Antimicrobial Prophylaxis
Antimicrobial prophylaxis is guided by local policy. Intravenous administration of broad-spectrum, gram-negative, and anaerobic covering antibiotics such as metronidazole, cefuroxime, and gentamicin is generally acceptable. Surgery should be postponed in patients with bacteruria and active urinary tract infection until it has been treated. A postoperative course of oral antibiotics is recommended. As always, this should be guided by local policy; however, in our practice, we use ciprofloxacin for 7 days postoperatively.
Anesthesia
This procedure should be performed under general or spinal anesthetic. If the latter, heavy sedation is required because any movement will be problematic. If significant abdominal breathing movements occur and these can be seen to move the prostate, then the patient should be paralyzed and ventilated. Nitrous oxide should not be used during a HIFU procedure as it has been reported to cause microbubble formation in the prostate with significant widespread artifactual changes seen that impact the safe delivery of the HIFU therapy.
Technique
When under anesthesia, the patient is placed in the extended lithotomy (Sonablate) or right lateral decubitus position (Ablatherm), exposing the perineum, and a warming blanket is placed over them to prevent hypothermia. A urethral catheter can be inserted for planning. Some users will carry out a mini-TURP 4–6 weeks prior to the HIFU to reduce risk of stricture formation with whole-gland therapy. Others will insert a suprapubic catheter to reduce this risk. A digital rectal examination is performed to ensure an empty rectum and the endorectal HIFU probe is introduced to the rectum using lubricating jelly.
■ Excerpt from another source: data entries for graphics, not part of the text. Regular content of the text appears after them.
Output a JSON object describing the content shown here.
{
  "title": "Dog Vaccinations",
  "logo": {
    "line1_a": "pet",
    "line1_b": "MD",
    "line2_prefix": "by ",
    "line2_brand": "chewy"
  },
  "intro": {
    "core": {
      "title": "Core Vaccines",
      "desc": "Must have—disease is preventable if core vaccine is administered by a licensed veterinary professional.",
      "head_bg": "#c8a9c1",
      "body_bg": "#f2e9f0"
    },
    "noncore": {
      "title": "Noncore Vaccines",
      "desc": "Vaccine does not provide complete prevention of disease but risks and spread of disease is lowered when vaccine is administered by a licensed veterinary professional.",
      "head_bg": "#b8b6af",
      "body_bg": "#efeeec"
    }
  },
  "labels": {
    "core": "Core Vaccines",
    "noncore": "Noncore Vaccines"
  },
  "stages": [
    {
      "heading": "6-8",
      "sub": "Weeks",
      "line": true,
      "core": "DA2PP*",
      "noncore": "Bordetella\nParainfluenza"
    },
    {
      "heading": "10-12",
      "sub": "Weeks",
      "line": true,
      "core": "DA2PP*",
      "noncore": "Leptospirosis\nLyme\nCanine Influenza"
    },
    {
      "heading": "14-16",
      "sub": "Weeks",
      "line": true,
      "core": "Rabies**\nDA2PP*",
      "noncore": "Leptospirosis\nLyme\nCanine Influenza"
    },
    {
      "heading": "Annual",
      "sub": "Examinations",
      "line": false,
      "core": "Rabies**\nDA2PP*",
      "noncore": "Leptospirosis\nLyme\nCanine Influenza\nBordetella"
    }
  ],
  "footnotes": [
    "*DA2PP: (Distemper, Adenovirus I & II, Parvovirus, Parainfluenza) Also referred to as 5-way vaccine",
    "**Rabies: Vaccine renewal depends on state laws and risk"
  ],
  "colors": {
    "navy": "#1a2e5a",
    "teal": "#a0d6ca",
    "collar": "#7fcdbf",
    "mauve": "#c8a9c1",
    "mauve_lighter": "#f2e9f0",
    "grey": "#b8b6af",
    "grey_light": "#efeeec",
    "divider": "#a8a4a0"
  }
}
The prostate is mapped with the ultrasonographic imaging and the desired treatment area is defined. If fusion imaging is being used, it is calibrated at this point. The cooling system is then started and the energy delivered. The operator ensures safe delivery of the energy by monitoring the treatment area. Treatment can be stopped if structures such as the rectum are in danger of injury. Depending on the device, the power is either set (Ablatherm) or can be individually changed dependent on the tissue changes seen (Sonablate). The urethral catheter is usually left in place for 5–10 days ( Fig. 81.6 ).
Postoperative Management
Patients are usually discharged on the day of surgery. Up to 7 days of oral antimicrobials are given; however, this should be guided by local policy. Fluoroquinolones or beta-lactams will usually be suitable. Alpha-blockers are given for up to 14 days post procedure. Postoperative pain is usually mild and analgesic requirements are generally fulfilled with simple oral analgesics. Follow-up protocols may vary between centers; however, a suitable regime is 3-monthly for a year, 6-monthly for the following year, and then yearly. PSA monitoring should be performed as well as their lower urinary tract function, which should be monitored with the IPSS score and their erectile function. PSA values should be treated with caution as it can take several months for it to reach its nadir. If there is concern regarding incomplete treatment or recurrence, biopsies and mpMRI can be performed. Usually an mpMRI at 12 months is required ( Fig. 81.7 ).